The question is: does an analogue of Preiss' theorem on rectifiability hold for Riemannian manifolds? In other words, is the following statement true:
Let $M$ be a Riemannian manifold. Let $E \subset M$ be a Borel set with positive and finite $k$-dimensional Hausdorff measure, where $k >0$. Assume that the $k$-dimensional density $$ 0<\lim_{r\to 0}\frac{\mathcal{H}^k(E\cap B(x,r))}{r^k}<+\infty \qquad (\star) $$ (existence is one of the requirements) for $\mathcal{H}^k$-a.e. $x \in E$. Then $k$ is an integer, and $E$ is rectifiable, i.e. it can be covered up to a $\mathcal{H}^k$-null set by $C^1$ $k$-dimensional submanifolds.
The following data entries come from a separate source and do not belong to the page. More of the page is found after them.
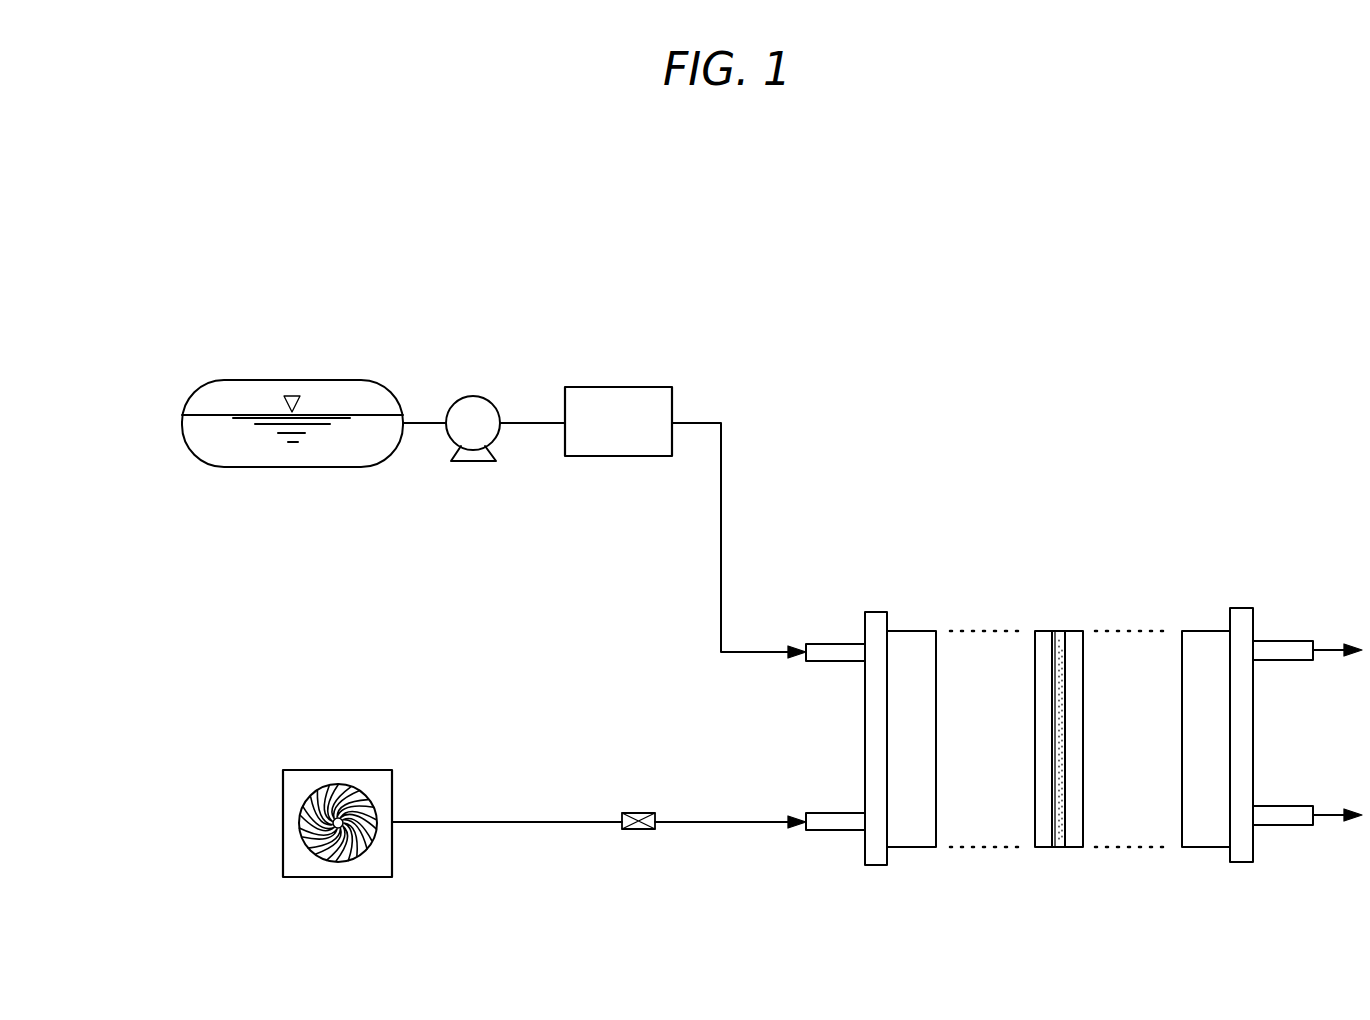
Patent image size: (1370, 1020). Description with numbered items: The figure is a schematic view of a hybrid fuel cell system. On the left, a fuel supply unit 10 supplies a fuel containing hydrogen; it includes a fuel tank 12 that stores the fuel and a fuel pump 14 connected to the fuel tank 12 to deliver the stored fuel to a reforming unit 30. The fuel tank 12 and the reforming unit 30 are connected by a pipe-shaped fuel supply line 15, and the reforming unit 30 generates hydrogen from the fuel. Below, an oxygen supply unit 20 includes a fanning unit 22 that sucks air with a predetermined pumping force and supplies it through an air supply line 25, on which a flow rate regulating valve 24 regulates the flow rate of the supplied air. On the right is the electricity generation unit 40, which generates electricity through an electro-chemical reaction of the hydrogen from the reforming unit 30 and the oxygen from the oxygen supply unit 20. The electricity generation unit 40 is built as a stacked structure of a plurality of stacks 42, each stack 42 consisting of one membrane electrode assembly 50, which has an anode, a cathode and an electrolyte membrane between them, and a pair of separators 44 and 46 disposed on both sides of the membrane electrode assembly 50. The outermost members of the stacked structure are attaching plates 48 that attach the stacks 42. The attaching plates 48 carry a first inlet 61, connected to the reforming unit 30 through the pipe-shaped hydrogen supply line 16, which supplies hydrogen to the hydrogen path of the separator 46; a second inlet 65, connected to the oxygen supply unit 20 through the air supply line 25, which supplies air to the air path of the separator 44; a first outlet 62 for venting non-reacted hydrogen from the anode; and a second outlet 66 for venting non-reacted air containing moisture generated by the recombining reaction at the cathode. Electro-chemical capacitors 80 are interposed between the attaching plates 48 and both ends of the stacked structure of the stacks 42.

The fuel supply unit 10 is at (267, 464).
The fuel tank 12 is at (309, 468).
The fuel pump 14 is at (470, 396).
The fuel supply line 15 is at (531, 421).
The hydrogen supply line 16 is at (722, 535).
The reforming unit 30 is at (616, 387).
The oxygen supply unit 20 is at (286, 797).
The fanning unit 22 is at (336, 770).
The flow rate regulating valve 24 is at (634, 812).
The air supply line 25 is at (500, 821).
The electricity generation unit 40 is at (1084, 707).
The stack 42 is at (1057, 678).
The separator 44 is at (1045, 633).
The separator 46 is at (1088, 707).
The attaching plates 48 is at (865, 738).
The membrane electrode assembly 50 is at (1058, 633).
The first inlet 61 is at (822, 643).
The first outlet 62 is at (1295, 827).
The second inlet 65 is at (822, 831).
The second outlet 66 is at (1296, 639).
The electro-chemical capacitor 80 is at (915, 838).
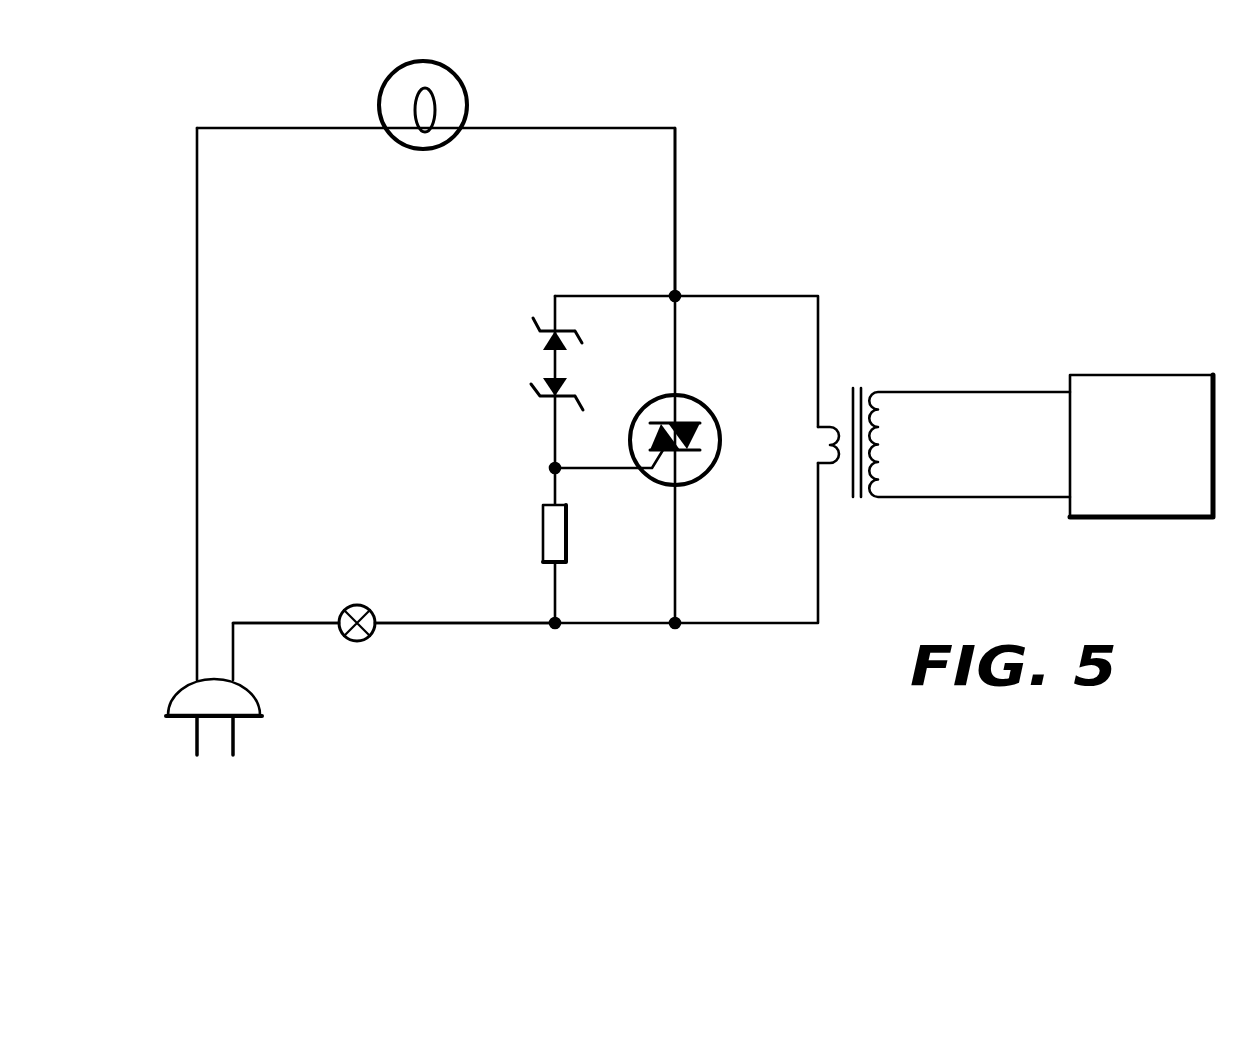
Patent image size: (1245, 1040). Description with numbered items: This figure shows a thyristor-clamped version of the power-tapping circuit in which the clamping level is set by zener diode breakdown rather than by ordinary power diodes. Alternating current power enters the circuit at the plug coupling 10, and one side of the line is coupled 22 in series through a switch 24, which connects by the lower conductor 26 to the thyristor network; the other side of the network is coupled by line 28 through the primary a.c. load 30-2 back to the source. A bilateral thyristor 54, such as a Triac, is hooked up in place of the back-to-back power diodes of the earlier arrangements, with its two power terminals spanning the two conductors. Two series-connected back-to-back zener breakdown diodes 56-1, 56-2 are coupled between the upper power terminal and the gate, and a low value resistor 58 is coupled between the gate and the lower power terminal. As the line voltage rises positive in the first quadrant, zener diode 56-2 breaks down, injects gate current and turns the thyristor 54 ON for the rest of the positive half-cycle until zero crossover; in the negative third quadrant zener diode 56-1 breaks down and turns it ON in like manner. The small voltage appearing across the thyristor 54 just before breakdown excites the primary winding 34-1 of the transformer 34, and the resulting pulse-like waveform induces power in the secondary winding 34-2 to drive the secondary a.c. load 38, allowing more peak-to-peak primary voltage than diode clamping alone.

The a.c. power coupling 10 is at (170, 702).
The line coupling to switch 22 is at (265, 620).
The switch 24 is at (374, 640).
The conductor 26 is at (462, 620).
The line 28 is at (678, 217).
The load 30-2 is at (476, 102).
The transformer 34 is at (866, 383).
The primary winding 34-1 is at (810, 445).
The secondary winding 34-2 is at (888, 456).
The secondary a.c. load 38 is at (1193, 372).
The bilateral thyristor 54 is at (636, 413).
The zener breakdown diode 56-1 is at (528, 332).
The zener breakdown diode 56-2 is at (521, 393).
The resistor 58 is at (540, 540).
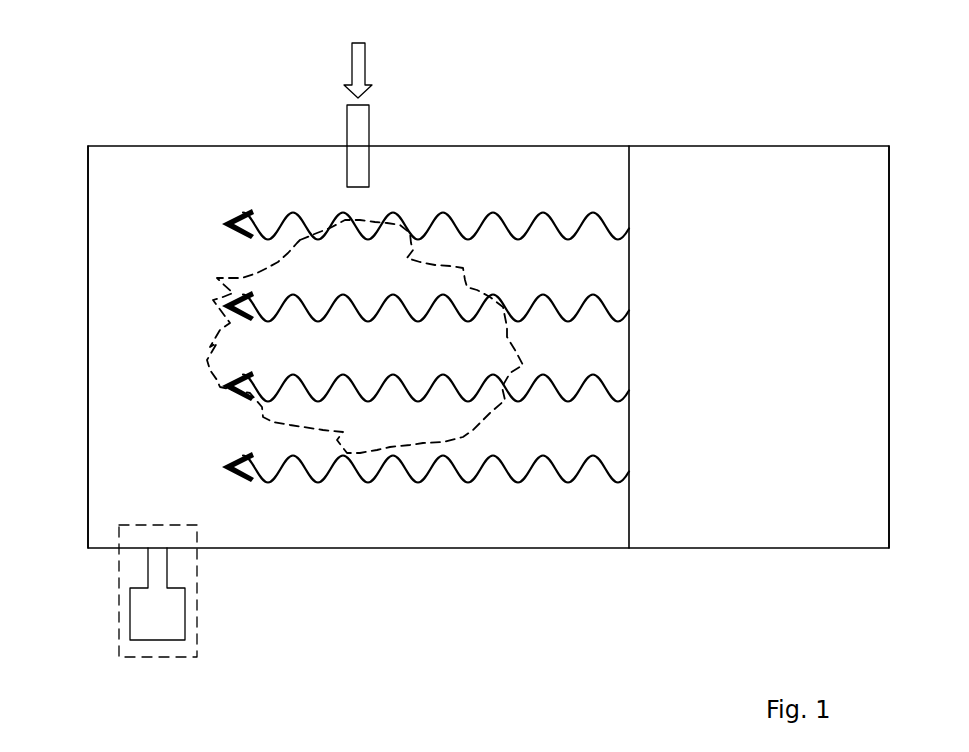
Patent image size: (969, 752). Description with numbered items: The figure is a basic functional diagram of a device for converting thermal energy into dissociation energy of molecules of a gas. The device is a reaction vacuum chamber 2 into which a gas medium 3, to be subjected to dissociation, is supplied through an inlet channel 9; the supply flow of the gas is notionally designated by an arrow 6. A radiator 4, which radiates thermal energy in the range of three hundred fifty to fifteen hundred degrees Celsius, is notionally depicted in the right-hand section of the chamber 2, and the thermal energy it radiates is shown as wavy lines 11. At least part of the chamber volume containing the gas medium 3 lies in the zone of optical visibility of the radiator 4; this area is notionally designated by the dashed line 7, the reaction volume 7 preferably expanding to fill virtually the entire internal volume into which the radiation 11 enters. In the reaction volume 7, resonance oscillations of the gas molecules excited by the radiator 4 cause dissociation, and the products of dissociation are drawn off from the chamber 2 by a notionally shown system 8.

The reaction vacuum chamber 2 is at (482, 146).
The gas medium 3 is at (108, 181).
The radiator 4 is at (805, 146).
The arrow 6 is at (358, 53).
The reaction volume 7 is at (302, 243).
The system for drawing off at least one product of dissociation 8 is at (120, 624).
The inlet channel 9 is at (346, 118).
The wavy line 11 is at (591, 214).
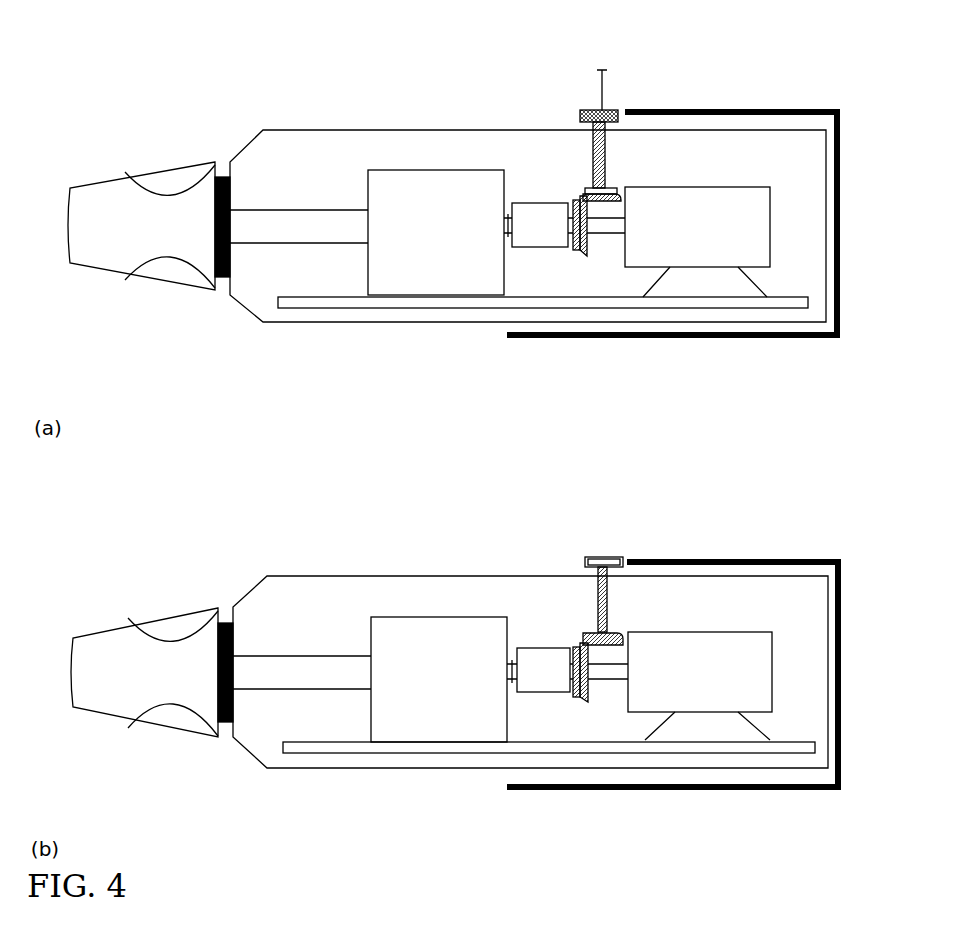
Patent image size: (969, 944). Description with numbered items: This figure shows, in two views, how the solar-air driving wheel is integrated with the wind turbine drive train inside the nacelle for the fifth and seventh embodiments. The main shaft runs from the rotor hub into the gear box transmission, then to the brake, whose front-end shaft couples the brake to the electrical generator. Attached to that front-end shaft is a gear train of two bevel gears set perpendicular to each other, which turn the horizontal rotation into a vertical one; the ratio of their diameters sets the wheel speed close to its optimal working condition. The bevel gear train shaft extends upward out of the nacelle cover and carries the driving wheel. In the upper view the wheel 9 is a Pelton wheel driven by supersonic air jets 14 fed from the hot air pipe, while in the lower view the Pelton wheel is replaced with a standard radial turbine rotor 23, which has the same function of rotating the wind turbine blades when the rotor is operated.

The wheel 9 is at (602, 72).
The supersonic air jets 14 is at (626, 110).
The radial turbine rotor 23 is at (611, 557).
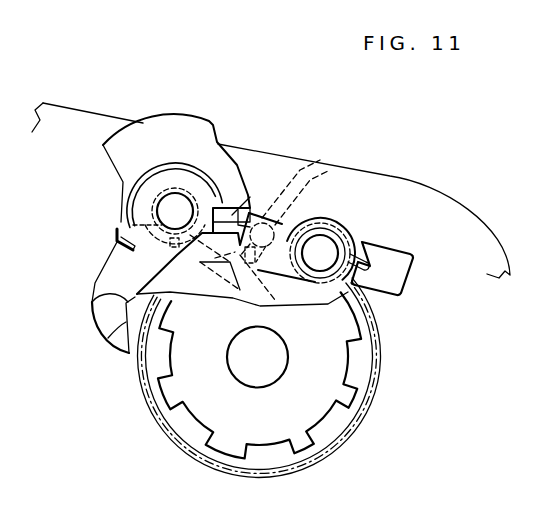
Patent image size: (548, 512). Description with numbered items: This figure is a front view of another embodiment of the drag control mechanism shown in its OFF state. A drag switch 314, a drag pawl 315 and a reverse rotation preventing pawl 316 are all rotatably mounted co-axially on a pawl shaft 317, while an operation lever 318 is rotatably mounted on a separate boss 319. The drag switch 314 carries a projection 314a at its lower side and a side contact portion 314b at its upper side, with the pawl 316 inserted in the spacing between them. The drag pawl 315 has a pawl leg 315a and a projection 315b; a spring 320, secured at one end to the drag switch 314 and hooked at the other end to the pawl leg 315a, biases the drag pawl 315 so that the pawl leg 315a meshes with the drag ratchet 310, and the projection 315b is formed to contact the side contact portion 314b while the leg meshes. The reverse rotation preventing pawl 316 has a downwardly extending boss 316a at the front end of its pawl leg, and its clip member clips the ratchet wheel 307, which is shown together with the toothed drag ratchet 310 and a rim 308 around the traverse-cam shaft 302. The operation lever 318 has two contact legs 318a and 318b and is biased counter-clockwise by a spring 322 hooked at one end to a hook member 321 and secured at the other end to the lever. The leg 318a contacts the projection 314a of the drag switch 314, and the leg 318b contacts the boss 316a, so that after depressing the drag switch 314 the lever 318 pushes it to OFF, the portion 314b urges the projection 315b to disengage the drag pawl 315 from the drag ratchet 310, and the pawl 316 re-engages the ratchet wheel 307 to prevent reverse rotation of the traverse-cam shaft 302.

The traverse-cam shaft 302 is at (263, 363).
The ratchet wheel 307 is at (300, 284).
The ratchet wheel rim 308 is at (367, 401).
The drag ratchet 310 is at (310, 430).
The drag switch 314 is at (143, 114).
The projection 314a is at (120, 298).
The side contact portion 314b is at (252, 190).
The drag pawl 315 is at (90, 288).
The pawl leg 315a is at (122, 330).
The projection 315b is at (222, 220).
The reverse rotation preventing pawl 316 is at (263, 214).
The boss 316a is at (351, 230).
The pawl shaft 317 is at (185, 200).
The operation lever 318 is at (359, 231).
The contact leg 318a is at (305, 183).
The contact leg 318b is at (240, 306).
The boss 319 is at (325, 258).
The spring 320 is at (114, 233).
The hook member 321 is at (412, 273).
The spring 322 is at (366, 262).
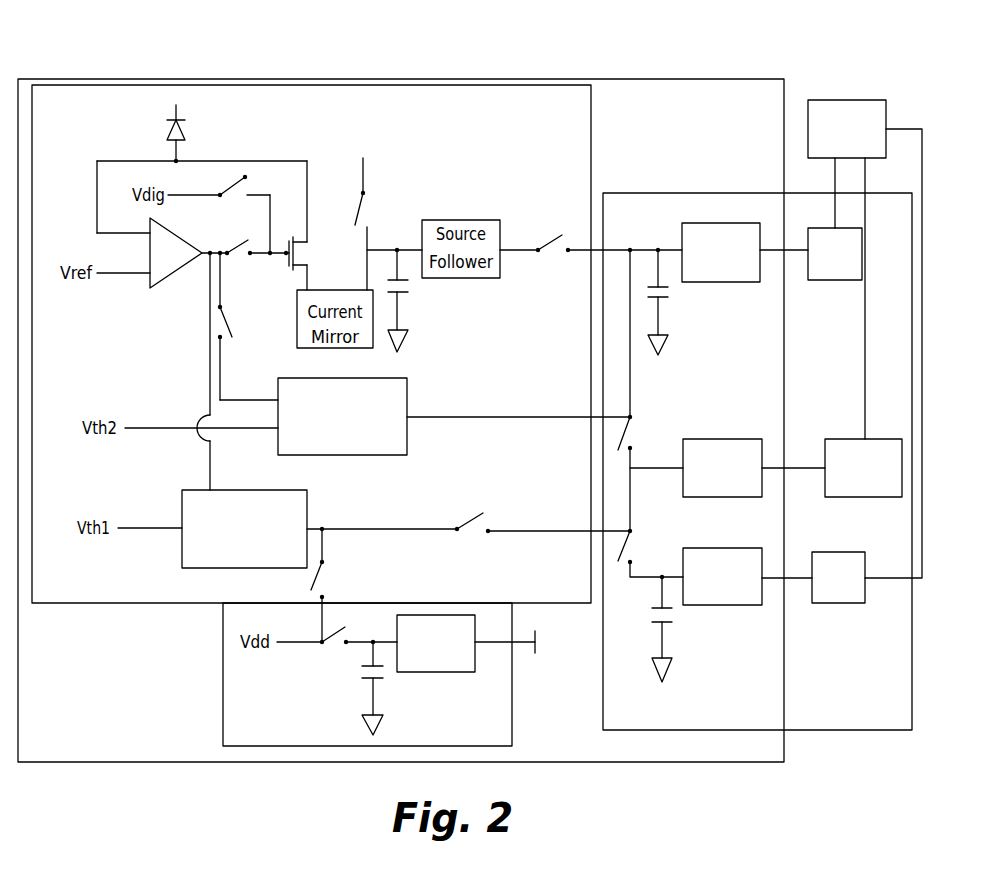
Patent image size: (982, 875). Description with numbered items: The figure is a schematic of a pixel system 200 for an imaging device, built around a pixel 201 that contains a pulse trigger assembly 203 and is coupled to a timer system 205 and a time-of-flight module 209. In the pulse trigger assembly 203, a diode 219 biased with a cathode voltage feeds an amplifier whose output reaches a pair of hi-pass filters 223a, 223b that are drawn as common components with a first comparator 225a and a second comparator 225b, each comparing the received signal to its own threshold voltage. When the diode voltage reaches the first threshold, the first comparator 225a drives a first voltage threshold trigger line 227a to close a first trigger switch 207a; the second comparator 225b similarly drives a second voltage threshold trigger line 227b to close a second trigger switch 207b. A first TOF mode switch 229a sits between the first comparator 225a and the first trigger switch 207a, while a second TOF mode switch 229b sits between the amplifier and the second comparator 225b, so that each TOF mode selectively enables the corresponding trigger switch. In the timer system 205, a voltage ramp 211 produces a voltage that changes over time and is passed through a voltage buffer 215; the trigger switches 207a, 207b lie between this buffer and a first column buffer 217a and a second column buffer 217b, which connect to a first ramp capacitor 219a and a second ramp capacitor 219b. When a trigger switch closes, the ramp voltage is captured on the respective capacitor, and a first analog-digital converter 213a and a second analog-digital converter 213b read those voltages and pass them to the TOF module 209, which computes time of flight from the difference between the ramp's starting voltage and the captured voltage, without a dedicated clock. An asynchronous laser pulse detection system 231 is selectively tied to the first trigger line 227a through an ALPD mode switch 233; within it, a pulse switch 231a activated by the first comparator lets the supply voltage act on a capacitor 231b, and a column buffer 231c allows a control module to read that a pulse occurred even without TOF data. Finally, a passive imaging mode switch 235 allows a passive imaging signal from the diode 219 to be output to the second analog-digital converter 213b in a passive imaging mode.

The pixel system 200 is at (93, 35).
The pixel 201 is at (738, 121).
The pulse trigger assembly 203 is at (81, 126).
The timer system 205 is at (905, 226).
The first trigger switch 207a is at (633, 552).
The second trigger switch 207b is at (633, 440).
The time-of-flight module 209 is at (862, 140).
The voltage ramp 211 is at (853, 438).
The first analog-digital converter 213a is at (845, 605).
The second analog-digital converter 213b is at (837, 283).
The voltage buffer 215 is at (755, 438).
The first column buffer 217a is at (755, 547).
The second column buffer 217b is at (752, 222).
The diode 219 is at (186, 129).
The first ramp capacitor 219a is at (665, 625).
The second ramp capacitor 219b is at (661, 300).
The first hi-pass filter 223a is at (287, 514).
The second hi-pass filter 223b is at (386, 403).
The first comparator 225a is at (342, 486).
The second comparator 225b is at (447, 378).
The first voltage threshold trigger line 227a is at (551, 529).
The second voltage threshold trigger line 227b is at (541, 415).
The first TOF mode switch 229a is at (458, 524).
The second TOF mode switch 229b is at (224, 316).
The asynchronous laser pulse detection system 231 is at (222, 699).
The pulse switch 231a is at (327, 650).
The capacitor 231b is at (377, 685).
The column buffer 231c is at (455, 673).
The ALPD mode switch 233 is at (448, 178).
The passive imaging mode switch 235 is at (557, 233).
Here, I stress, $\mathcal{H}^k$ is the $k$-dimensional Hausdorff measure associated with the Riemannian metric structure, and $B(x,r)$ is the Riemannian ball.
The Euclidean version of the statement is well-known, cf for example
De Lellis, Camillo, Rectifiable sets, densities and tangent measures, Zurich Lectures in Advanced Mathematics. Zürich: European Mathematical Society (EMS) (ISBN 978-3-03719-044-9/pbk). vi, 126 p. (2008). ZBL1183.28006.
One then needs to show that if $(\star)$ holds then it implies its Euclidean counterpart for (almost) all points in charts. It is immediate to show that for any $x\in E$ where $(\star)$ holds, there exists a (normal) coordinate chart around $x$ such that the Euclidean counterpart of $(\star)$ holds at $x$, but what about other close points in the neighborhood?
Notice that, in a neighborhood of a given point $x$, and for any fixed coordinate chart $U$ around $x \in E$, the Riemannian distance is bi-Lipschitz equivalent to the Euclidean distance in these charts:
$$ c |y-z| \leq d(y,z) \leq C |y-z|, \qquad y,z \in U $$
for some $c,C>0$, depending on $U$. This only yields that
$$ 0<\liminf_{r\to 0} \frac{\mathcal{H}^k_{\mathbb{R}^n}(E\cap B_{\mathbb{R}^n}(x,r))}{r^k} \leq \limsup_{r\to 0} \frac{\mathcal{H}^k_{\mathbb{R}^n}(E\cap B_{\mathbb{R}^n}(x,r))}{r^k} < +\infty, $$
where $_{\mathbb{R}^n}$ means that we are considering the corresponding objects using the Euclidean coordinate structure. This of course does not prove the existence of the density in charts, and we cannot invoke Preiss' Euclidean result on $U$.
---- UPDATE AFTER COMMENTS ----
Of course one can choose coordinates such that the constants $c,C$ in the above bi-Lipschitz embedding in $\mathbb{R}^n$ are arbitrarily close to $1$. In this way one can show that the limsup and the liminf of the density in those local coordinates are very close, and then use the stronger version of Preiss' theorem, which says that there exists a constant $c(n,k)>1$ such that if $$ 0< \limsup_{r\to 0} \frac{\mathcal{H}^k_{\mathbb{R}^n}(E\cap B_{\mathbb{R}^n}(x,r))}{r^k} \leq c(k,n) \liminf_{r\to 0} \frac{\mathcal{H}^k_{\mathbb{R}^n}(E\cap B_{\mathbb{R}^n}(x,r))}{r^k} < \infty $$ for $\mathcal{H}^k_{\mathbb{R}^n}$-almost every $x$, then $E$ is $k$-rectifiable (even if the density in coordinates a priori might not exist). However, I would rather avoid using this rather complex quantitative result, and I do think that the density in local coordinates exists provided that $(\star)$ holds.